When you create a GPU instance, we recommend selecting the Install GPU driver option after you select an image. Then, select the versions of CUDA, the driver, and cuDNN. For more information, see Create a GPU instance.
-
PyTorch is installed and meets the version requirements.
Supported versions
Deepytorch Training supports multiple versions of PyTorch, CUDA, and Python. The following table lists the version compatibility.
|
PyTorch version |
CUDA runtime version |
Python version |
|
1.10.x |
11.1/11.3 |
3.8/3.9 |
|
1.11.x |
11.3 |
3.8/3.9/3.10 |
|
1.12.x |
11.3/11.6 |
3.8/3.9/3.10 |
|
1.13.x |
11.6/11.7 |
3.8/3.9/3.10 |
|
2.0.x |
11.7/11.8 |
3.8/3.9/3.10/3.11 |
|
2.1.x |
11.8/12.1 |
3.8/3.9/3.10/3.11 |
|
2.2.x |
11.8/12.1 |
3.8/3.9/3.10/3.11 |
Install Deepytorch Training
This example shows how to install version 2.1.0. Run the following command to install Deepytorch Training.
Deepytorch Training is part of the DeepGPU toolkit. DeepGPU automatically selects a compatible Deepytorch Training package based on your software environment.
pip3 install deepgpu==2.1.0
Use Deepytorch Training
To enable Deepytorch Training optimizations, add a single line at the beginning of your training script:
import deepytorch # Import the deepytorch library
Add import deepytorch before import torch.

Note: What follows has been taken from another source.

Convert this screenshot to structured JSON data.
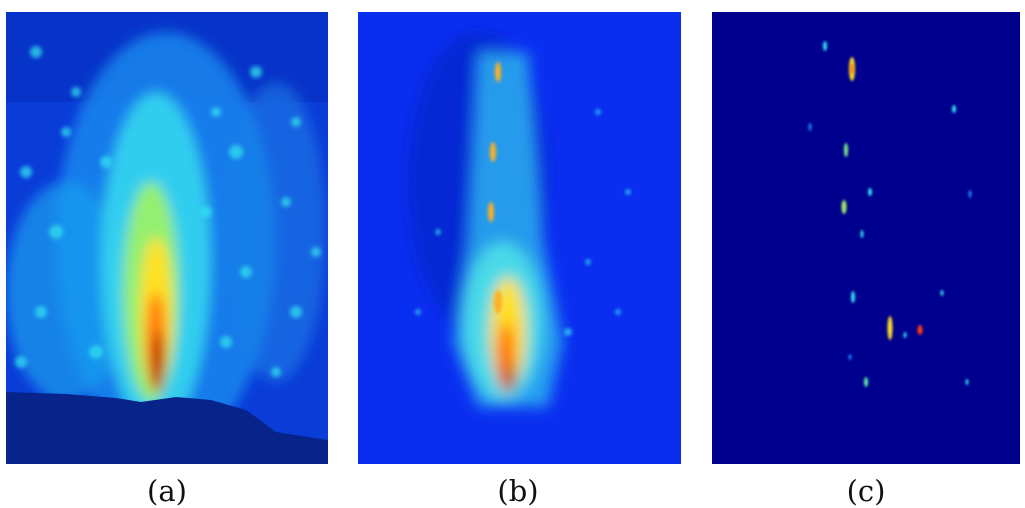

Verify the training performance
This example uses the ResNet50 model to demonstrate the acceleration performance of Deepytorch Training.
In this example, PyTorch is 2.2.0, and the GPU instance type is ecs.ebmgn7vx.32xlarge.
-
Run the following command to navigate to the example code directory:
cd `echo $(python -c "import deepytorch; print(deepytorch)") | cut -d\' -f 4 | sed "s/\_\_init\_\_\.py//"`examples/DDPBenchmark -
Train the ResNet50 model.
This example uses a single instance with 8 GPUs and a batch size of 512.
-
Train the model with native PyTorch
bash run_benchmark.sh 1 0 8Result with native PyTorch: The training throughput is 1,571 images/second.
8 GPUs -- 1M/8G: p50: 0.326s 1572/s p75: 0.326s 1571/s p90: 0.326s 1571/s p95: 0.326s 1571/s -
Accelerate model training with Deepytorch Training
bash run_benchmark_deepgpu.sh 1 0 8Result with Deepytorch Training: The training throughput is 2,908 images/second.
8 GPUs -- 1M/8G: p50: 0.176s 2912/s p75: 0.176s 2911/s p90: 0.176s 2909/s p95: 0.176s 2908/s
Note-
If your instance does not have eight GPUs, change the last number in the command to your GPU count. For example, for an instance with two GPUs:
bash run_benchmark_deepgpu.sh 1 0 2 -
If the training log shows an out-of-memory (OOM) error, reduce the
--batch-sizevalue in therun_benchmark.shandrun_benchmark_deepgpu.shscripts to 256 or 128.
-
-
Compare the performance results.
Deepytorch Training increases the training throughput from 1,571 images/second (with native PyTorch) to 2,908 images/second, an 85% performance increase.